Awards and highlights
- 2× Grey Cup champion (2013, 2016);
- Stats at CFL.ca

= Christopher Milo =

Canadian football player (born 1986)

Christopher Milo (born November 2, 1986) is a Canadian former professional Canadian football placekicker. He was drafted 30th overall by the Saskatchewan Roughriders in the 2011 CFL draft and signed with the team on June 1, 2011. He played CIS football for the Laval Rouge et Or. During his college career, Milo won the Vanier Cup twice and he has helped the Roughriders and Ottawa Redblacks both win a Grey Cup in the CFL.

==Playing career==

===University===
Spending four seasons with the Laval Rouge et Or, Milo holds a provincial record for the most career points with 385, placing him third in CIS football. Milo is also ranked first in Quebec for field goals, with 69, also placing him third in Canada. In 2008, he set a Canadian record for the most field goals in one season, with 25. Milo was also on the Quebec All-Star team for each of his university seasons. He also earned a spot on the CIS First All-Canadian Team in 2008 and 2010 as well as the Second All-Canadian Team in 2009. Milo participated in the Montreal Alouettes training camp in 2006 and 2007 before entering university. He was on the Junior National Team three times in his career. Milo also has two Vanier Cup championships.

===Professional===
Milo was drafted in the 4th round (30th overall) in the 2011 CFL draft by the Saskatchewan Roughriders. In his rookie season, Milo completed 22 of 26 field goal attempts, with 49 yards being his longest while kicking 79 punts for 3410 yards, averaging 43.2 yards per kick. He had 47 kick-offs for 2518 yards. On October 29, 2011, during a game at Mosaic Stadium at Taylor Field, Milo tied the record for the longest punt ever kicked in professional football when he punted the football 108 yards. The football was in the air over 65 yards, but rolled its way into the endzone for a point. After Eddie Johnson was released by the Saskatchewan Roughriders, Milo became the starting kicker for 2012. In 2013, Milo finished the season 46-for-52 with the longest being a 50-yard field goal. On September 5, 2013, Milo was named Special Teams Player of The Month for August 2013. Milo kicked one field goal while helping the Saskatchewan Roughriders win the 101st Grey Cup in Regina on November 24, 2013. On February 11, 2014, Milo was expected to become a free agent but got re-signed by the Roughriders. The Roughriders released Milo on July 6, 2015 following the signing and successful debut of Paul McCallum.
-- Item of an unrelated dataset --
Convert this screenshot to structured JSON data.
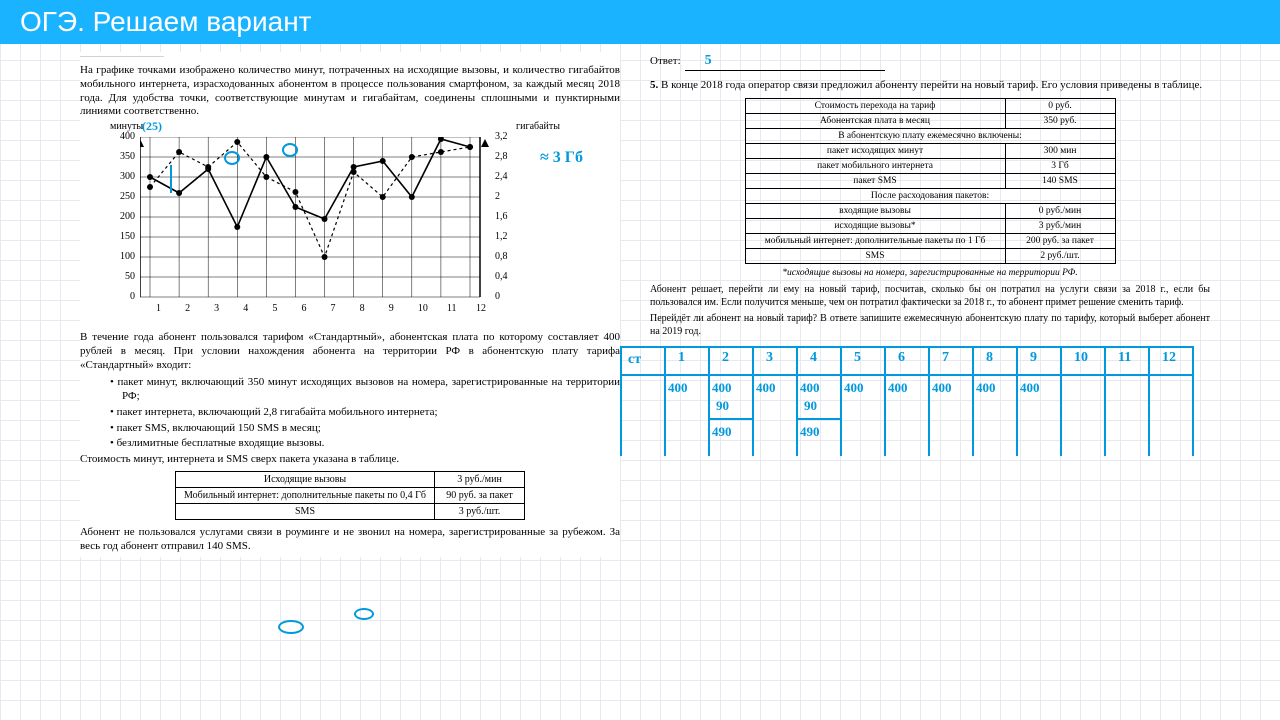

On July 31, 2015, he was signed by the Ottawa Redblacks as their placekicker while their incumbent kicker, Delbert Alvarado, was released the same day. Milo converted 31 out of 34 field goal attempts (91.1% accuracy) for Ottawa during the 2015 season. Following the season, Milo's contract was extended by the Redblacks through the 2017 CFL season. However, he was released by the Redblacks on February 14, 2017.

On September 2, 2017, Milo signed with the Edmonton Eskimos, whom he had recently signed on with as a scout for the RSEQ.

==Personal life==
Milo and his wife had lived in Ottawa year round. However, in June 2017 it was reported that he was moving back to Quebec City with his family as he continued to look for employment as a place kicker in the CFL. Milo now works as a bus driver for RTC in Quebec City.